The miracle began a few days before Chanukah. Batya was lying perfectly motionless — so as not to place any additional strain on her heart — while wiggling her toes to prevent additional clots from forming in her legs, and staring into soupy blackness. A man entered the room, playing a Chanukah melody on his violin.
“Chanukah?!” Batya turned in the direction of the friend who was visiting. The nightmare had started before Rosh HaShanah.
“It’s the twentieth of Kislev. Chanukah begins in another few days,” her friend answered.
“The twentieth of Kislev,” Batya repeated. “Next year, on the twentieth of Kislev, I’m going to celebrate! I’ll make a party to rejoice that I’m still alive, and that I’m healthy to boot!”
When Batya left the hospital two weeks later, she’d lost forty pounds. She barely had the strength to walk from the taxi to her apartment. The next few months were in some ways even more challenging than the weeks she had spent fading in and out of consciousness. She wanted to return to normal life, but the doctors warned that she must rest. Neighbors and seminary students took turns helping with the children while cleaning ladies took over the housework. But Batya was happy; people finally believed her. She was not insane, and she couldn’t wait to return to her former, vibrant self.

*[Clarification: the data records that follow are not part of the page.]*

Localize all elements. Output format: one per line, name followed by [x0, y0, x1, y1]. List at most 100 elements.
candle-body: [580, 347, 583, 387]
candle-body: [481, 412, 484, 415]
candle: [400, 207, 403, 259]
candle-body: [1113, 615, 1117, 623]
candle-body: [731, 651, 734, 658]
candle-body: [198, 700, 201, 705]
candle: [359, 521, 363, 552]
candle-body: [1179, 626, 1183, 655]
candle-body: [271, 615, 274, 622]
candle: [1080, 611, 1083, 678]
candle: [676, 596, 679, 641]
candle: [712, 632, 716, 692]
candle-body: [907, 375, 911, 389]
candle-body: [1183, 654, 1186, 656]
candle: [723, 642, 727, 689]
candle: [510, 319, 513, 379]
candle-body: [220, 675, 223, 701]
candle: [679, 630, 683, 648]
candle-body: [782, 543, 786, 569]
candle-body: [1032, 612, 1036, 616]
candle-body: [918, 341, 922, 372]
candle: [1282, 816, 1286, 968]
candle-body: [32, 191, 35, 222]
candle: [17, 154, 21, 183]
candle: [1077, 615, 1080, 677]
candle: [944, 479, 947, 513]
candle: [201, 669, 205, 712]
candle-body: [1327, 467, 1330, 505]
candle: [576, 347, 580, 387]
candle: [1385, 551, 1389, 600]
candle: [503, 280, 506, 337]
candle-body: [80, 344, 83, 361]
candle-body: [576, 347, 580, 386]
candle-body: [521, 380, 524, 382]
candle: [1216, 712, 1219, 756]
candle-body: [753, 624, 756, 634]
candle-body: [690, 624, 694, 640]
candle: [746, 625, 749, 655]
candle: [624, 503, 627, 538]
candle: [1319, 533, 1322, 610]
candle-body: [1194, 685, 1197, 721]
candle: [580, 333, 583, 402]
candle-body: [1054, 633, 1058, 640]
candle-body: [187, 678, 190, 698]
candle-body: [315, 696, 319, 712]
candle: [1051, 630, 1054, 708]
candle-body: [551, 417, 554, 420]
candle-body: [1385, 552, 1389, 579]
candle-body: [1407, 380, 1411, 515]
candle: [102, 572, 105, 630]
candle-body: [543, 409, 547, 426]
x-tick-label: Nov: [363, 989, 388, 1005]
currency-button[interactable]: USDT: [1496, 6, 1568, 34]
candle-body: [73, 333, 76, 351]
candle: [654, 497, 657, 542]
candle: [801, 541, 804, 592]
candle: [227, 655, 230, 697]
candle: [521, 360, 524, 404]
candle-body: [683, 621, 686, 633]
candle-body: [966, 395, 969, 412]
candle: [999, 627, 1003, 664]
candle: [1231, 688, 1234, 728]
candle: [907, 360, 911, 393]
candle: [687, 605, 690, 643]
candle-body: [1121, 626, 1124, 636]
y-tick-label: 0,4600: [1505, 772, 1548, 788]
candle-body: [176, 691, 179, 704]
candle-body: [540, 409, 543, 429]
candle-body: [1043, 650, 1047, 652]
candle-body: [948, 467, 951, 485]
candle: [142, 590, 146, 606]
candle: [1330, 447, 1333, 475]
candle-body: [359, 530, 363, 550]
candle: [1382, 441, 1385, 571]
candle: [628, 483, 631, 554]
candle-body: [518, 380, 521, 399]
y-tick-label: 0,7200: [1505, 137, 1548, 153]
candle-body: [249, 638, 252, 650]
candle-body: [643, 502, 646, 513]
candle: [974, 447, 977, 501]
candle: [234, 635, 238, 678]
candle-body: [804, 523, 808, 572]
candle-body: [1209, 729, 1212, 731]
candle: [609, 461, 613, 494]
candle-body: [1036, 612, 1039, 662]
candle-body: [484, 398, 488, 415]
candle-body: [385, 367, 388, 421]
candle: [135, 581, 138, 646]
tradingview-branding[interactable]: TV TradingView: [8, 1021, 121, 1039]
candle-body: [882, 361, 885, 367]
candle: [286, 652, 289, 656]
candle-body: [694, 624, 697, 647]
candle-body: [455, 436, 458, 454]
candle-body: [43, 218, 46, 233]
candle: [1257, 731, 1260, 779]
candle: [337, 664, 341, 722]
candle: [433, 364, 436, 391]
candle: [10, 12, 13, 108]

Whenever Batya saw the friend, the one who’d been visiting her when the musician entered the room playing a Chanukah melody, she would smile and whisper, “We’re going to have a party. Remember? The twentieth of Kislev.”
A few days before Rosh HaShanah, when one of the neighbors suggested a shidduch, Batya laughed. She couldn’t imagine getting married again. Her children were too young, and she was much too busy living, and enjoying, life. She’d gone through too much pain and had invested too much energy in creating a warm and loving home. “No,” she firmly told the neighbor, “I’m not interested. I’m very happy with my life.”
But the day after Succos Batya found herself carefully applying lipstick and brushing her sheitel as she got ready to meet a young widower with small five children. Although she kept telling herself that she would politely find a reason to leave at the first opportunity, she found herself strangely excited at the prospect of going out on a date.
When, after close to two months of dating, Batya found herself beginning every second sentence with, “If I decide to marry you then …” she concluded that she’d better decide whether or not to marry Avraham.
And so, late on the nineteenth of Kislev, Batya and Avraham decided to build their lives together. They were so wrapped up in the joy of finding their soul mates that they did not notice the date.
The following morning, Batya and Avraham informed their friends of their momentous decision. That evening, the neighbors made a small engagement party. Everyone sang, danced, and cried. In the middle of the festivities, some of the ladies began started talking about everything that Batya had gone through that year.
That was when Batya remembered — the party! “What’s the date?” she asked one of the ladies.